Les quais des gares SNCF sont trop larges pour accueillir les nouveaux TER

Guillaume PépyLe 21 mai 2014, Le Canard Enchaîné 1 publie un article indiquant que la SNCF a commandé 314 rames de TER trop larges de quelques centimètres pour passer certains quais. La SNCF va devoir raboter 1 300 quais. Le coût total de l’opération sera de 50 à 80 millions d’euros, mais nous ne savons pas encore qui va payer.

Guillaume Pepy est entendu par une commission parlementaire le 4 juin 2014 2. Il dédramatise la situation.
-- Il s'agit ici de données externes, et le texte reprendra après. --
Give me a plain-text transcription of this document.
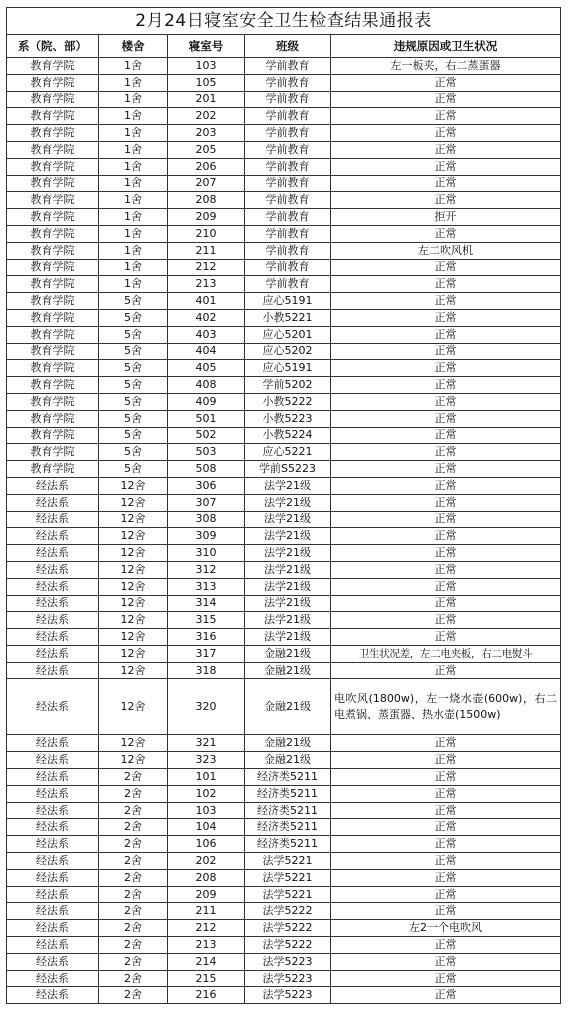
2月24日寝室安全卫生检查结果通报表				
系（院、部）	楼舍	寝室号	班级	违规原因或卫生状况
教育学院	1舍	103	学前教育	左一板夹，右二蒸蛋器
教育学院	1舍	105	学前教育	正常
教育学院	1舍	201	学前教育	正常
教育学院	1舍	202	学前教育	正常
教育学院	1舍	203	学前教育	正常
教育学院	1舍	205	学前教育	正常
教育学院	1舍	206	学前教育	正常
教育学院	1舍	207	学前教育	正常
教育学院	1舍	208	学前教育	正常
教育学院	1舍	209	学前教育	拒开
教育学院	1舍	210	学前教育	正常
教育学院	1舍	211	学前教育	左二吹风机
教育学院	1舍	212	学前教育	正常
教育学院	1舍	213	学前教育	正常
教育学院	5舍	401	应心5191	正常
教育学院	5舍	402	小教5221	正常
教育学院	5舍	403	应心5201	正常
教育学院	5舍	404	应心5202	正常
教育学院	5舍	405	应心5191	正常
教育学院	5舍	408	学前5202	正常
教育学院	5舍	409	小教5222	正常
教育学院	5舍	501	小教5223	正常
教育学院	5舍	502	小教5224	正常
教育学院	5舍	503	应心5221	正常
教育学院	5舍	508	学前S5223	正常
经法系	12舍	306	法学21级	正常
经法系	12舍	307	法学21级	正常
经法系	12舍	308	法学21级	正常
经法系	12舍	309	法学21级	正常
经法系	12舍	310	法学21级	正常
经法系	12舍	312	法学21级	正常
经法系	12舍	313	法学21级	正常
经法系	12舍	314	法学21级	正常
经法系	12舍	315	法学21级	正常
经法系	12舍	316	法学21级	正常
经法系	12舍	317	金融21级	卫生状况差，左二电夹板，右二电熨斗
经法系	12舍	318	金融21级	正常
经法系	12舍	320	金融21级	电吹风(1800w)，左一烧水壶(600w)，右二电煮锅、蒸蛋器、热水壶(1500w)
经法系	12舍	321	金融21级	正常
经法系	12舍	323	金融21级	正常
经法系	2舍	101	经济类5211	正常
经法系	2舍	102	经济类5211	正常
经法系	2舍	103	经济类5211	正常
经法系	2舍	104	经济类5211	正常
经法系	2舍	106	经济类5211	正常
经法系	2舍	202	法学5221	正常
经法系	2舍	208	法学5221	正常
经法系	2舍	209	法学5221	正常
经法系	2舍	211	法学5222	正常
经法系	2舍	212	法学5222	左2一个电吹风
经法系	2舍	213	法学5222	正常
经法系	2舍	214	法学5223	正常
经法系	2舍	215	法学5223	正常
经法系	2舍	216	法学5223	正常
Les trains ne sont pas trop larges. Ils respectent les normes en vigueur, et ils ont été homologués par l’établissement public de sécurité ferroviaire. Les quais étaient également aux normes au moment de leur construction, mais en 150 ans ils ont pu bouger de quelques centimètres. Guillaume Pépy reconnaît seulement une erreur de communication entre le SNCF et RFF entre 2009 et 2011 3.

Ce n’est pas la première fois que des travaux d’adaptation doivent être mis en place. Il y en a déjà eu lors de la transformation de certaines voies pour le passage du TGV, ou lors de l’achat des rames Z 6100. Au final l’élargissement des quais ne représente que 0,4% des investissements de RFF sur la même période 4, ou alors 0,5% du prix d’achat des TER 5. Pire encore, si la SNCF avait commandé des trains moins larges, certains quais auraient dû être élargis pour répondre aux normes de sécurité 6. De plus, ce problème était connu de la SNCF et de RFF depuis au moins cinq ans 7.

On est donc en présence d’une affaire montée de toute pièce par des journalistes 8, Le Canard Enchaîné en tête. Pourtant on trouve les premiers articles dénonçant le traitement médiatique de l’affaire le jour même de la parution du Canard Enchaîné 9 10. Cette affaire a éclaté en plein conflit entre la SNCF et RFF à propos du prix de la location des rails. Ce dernier date de 1997, lors de la séparation de la SNCF en deux entités distinctes : SNCF et RFF. Le conflit est toutefois relatif, la SNCF sous-traitant une partie de son travail à RFF, qui elle même le sous-traite à la SNCF.